Catenaa, Saturday, July 18, 2026- Retail trading platform eToro has become a strategic investor in decentralized perpetual futures exchange Extended, strengthening its push into on-chain finance by combining decentralized derivatives with self-custody infrastructure acquired earlier this year.
The investment, announced by Extended, marks the beginning of a partnership between the exchange and Zengo, the self-custody wallet provider eToro acquired in April. While neither company disclosed the financial terms of the investment, CoinDesk reported the funding round was valued at approximately $12.5 million.
The transaction extends eToro’s strategy of connecting traditional financial markets with blockchain infrastructure by bringing together secure digital asset custody and decentralized derivatives trading under a broader on-chain ecosystem.
More details about the partnership are available from eToro, Extended and Zengo.
Extended, which is built on Starknet, was founded by former Revolut executives, including the fintech company’s former head of crypto, Ruslan Fakhrutdinov. The decentralized exchange supports more than 100 trading markets spanning cryptocurrencies, equities, foreign exchange and commodities, allowing traders to access multiple asset classes through blockchain infrastructure.
By combining Extended’s trading engine with Zengo’s self-custody technology, eToro is positioning itself to offer users access to decentralized perpetual futures while allowing them to retain direct control of their digital assets rather than relying on centralized custody.
The partnership follows eToro’s acquisition of Zengo, a move the company previously said was intended to accelerate its efforts to bridge traditional finance with on-chain services. The latest investment expands that strategy beyond wallet technology into decentralized market infrastructure.
Unlike conventional cryptocurrency exchanges that hold customer assets, self-custody wallets allow users to maintain ownership of their private keys.
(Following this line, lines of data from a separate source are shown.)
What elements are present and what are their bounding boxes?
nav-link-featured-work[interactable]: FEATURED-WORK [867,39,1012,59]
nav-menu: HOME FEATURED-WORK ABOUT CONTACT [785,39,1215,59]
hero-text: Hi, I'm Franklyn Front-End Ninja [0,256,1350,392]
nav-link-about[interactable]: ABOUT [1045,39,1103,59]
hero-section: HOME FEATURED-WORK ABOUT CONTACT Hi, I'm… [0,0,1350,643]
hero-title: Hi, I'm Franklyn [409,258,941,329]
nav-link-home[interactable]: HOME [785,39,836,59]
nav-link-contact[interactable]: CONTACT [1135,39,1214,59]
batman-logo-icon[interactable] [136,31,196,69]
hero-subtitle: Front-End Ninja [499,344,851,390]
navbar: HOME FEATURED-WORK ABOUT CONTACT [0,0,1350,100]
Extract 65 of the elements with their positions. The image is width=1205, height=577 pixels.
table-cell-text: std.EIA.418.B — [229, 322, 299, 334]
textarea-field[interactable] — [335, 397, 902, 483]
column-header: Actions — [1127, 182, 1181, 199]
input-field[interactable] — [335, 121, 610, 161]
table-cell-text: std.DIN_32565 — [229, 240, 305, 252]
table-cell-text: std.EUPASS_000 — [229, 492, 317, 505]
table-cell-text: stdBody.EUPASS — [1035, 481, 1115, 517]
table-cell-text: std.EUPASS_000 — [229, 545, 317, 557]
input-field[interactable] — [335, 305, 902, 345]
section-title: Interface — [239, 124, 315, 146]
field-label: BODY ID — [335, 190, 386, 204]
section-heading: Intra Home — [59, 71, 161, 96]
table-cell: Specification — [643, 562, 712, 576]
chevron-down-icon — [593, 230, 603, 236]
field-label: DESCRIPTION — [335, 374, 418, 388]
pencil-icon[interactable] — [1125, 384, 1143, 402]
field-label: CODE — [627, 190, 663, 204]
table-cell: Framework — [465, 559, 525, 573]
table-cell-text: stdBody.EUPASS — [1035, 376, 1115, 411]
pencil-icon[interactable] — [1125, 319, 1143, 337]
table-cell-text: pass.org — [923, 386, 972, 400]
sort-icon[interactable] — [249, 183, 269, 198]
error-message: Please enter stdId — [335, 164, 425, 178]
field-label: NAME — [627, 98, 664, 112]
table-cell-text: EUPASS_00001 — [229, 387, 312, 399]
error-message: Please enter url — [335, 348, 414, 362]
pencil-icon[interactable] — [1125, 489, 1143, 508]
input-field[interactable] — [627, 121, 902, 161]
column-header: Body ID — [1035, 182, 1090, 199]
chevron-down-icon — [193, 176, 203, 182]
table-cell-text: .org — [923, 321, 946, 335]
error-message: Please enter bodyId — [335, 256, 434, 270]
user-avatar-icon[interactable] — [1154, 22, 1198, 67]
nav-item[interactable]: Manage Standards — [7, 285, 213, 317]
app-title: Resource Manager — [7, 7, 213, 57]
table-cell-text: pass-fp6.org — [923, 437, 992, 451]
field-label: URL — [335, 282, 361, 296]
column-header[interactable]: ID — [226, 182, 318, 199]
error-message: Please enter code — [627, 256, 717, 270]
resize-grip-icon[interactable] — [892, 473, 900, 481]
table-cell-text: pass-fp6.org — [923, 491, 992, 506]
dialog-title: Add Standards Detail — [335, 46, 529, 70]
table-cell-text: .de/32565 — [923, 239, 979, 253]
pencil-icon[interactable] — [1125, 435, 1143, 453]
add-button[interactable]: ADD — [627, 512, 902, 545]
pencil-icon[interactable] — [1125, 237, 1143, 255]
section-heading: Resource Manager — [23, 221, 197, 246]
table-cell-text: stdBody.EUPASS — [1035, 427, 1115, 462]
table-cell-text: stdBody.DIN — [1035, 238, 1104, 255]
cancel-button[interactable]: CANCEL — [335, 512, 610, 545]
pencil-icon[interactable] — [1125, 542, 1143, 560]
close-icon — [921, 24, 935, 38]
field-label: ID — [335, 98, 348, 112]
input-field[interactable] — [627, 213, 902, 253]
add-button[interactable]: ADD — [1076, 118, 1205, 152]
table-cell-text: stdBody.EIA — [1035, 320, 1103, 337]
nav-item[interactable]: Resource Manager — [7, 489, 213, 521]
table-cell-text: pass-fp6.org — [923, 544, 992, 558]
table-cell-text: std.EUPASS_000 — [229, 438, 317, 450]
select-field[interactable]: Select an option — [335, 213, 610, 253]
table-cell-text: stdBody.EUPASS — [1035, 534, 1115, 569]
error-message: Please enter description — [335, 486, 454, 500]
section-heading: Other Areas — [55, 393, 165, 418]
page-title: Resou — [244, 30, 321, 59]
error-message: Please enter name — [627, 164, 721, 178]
Integrating that capability with decentralized derivatives could enable traders to participate in leveraged markets without relinquishing custody of their funds.
The move also reflects the continued expansion of blockchain-based financial products beyond spot cryptocurrency trading. Decentralized exchanges are increasingly offering access to tokenized representations of traditional financial markets alongside digital assets, broadening the range of services available through on-chain platforms.
Catenaa recently reported on Kraken’s plans to introduce agentic AI-powered trading, highlighting how major exchanges are redesigning their platforms around next-generation digital investment tools. Similarly, Robinhood’s launch of its own Layer 2 blockchain demonstrated how retail brokerages are investing in blockchain infrastructure to support future financial products.
The growing convergence between digital wallets, decentralized exchanges and tokenized assets has also been evident in PayPal’s expansion of PYUSD onto Polygon, where regulated stablecoins are being integrated into broader payment and settlement networks. Meanwhile, Japan’s Progmat platform recently migrated $2.7 billion in tokenized assets onto Avalanche, underscoring how institutions are increasingly adopting public blockchain infrastructure.
Although the size of eToro’s investment remains undisclosed, the strategic direction is becoming clearer. Rather than treating wallets, exchanges and tokenized markets as separate businesses, the company is assembling complementary infrastructure capable of supporting a wider range of blockchain-based financial services.
For users, the combination could eventually deliver an integrated experience where assets remain under self-custody while trading, derivatives and traditional financial markets operate through decentralized infrastructure.
As competition among digital trading platforms increasingly shifts toward integrated blockchain services, eToro’s latest investment suggests future differentiation may depend less on adding new cryptocurrencies and more on building secure, interconnected financial ecosystems that give users greater control over both their assets and the markets they access.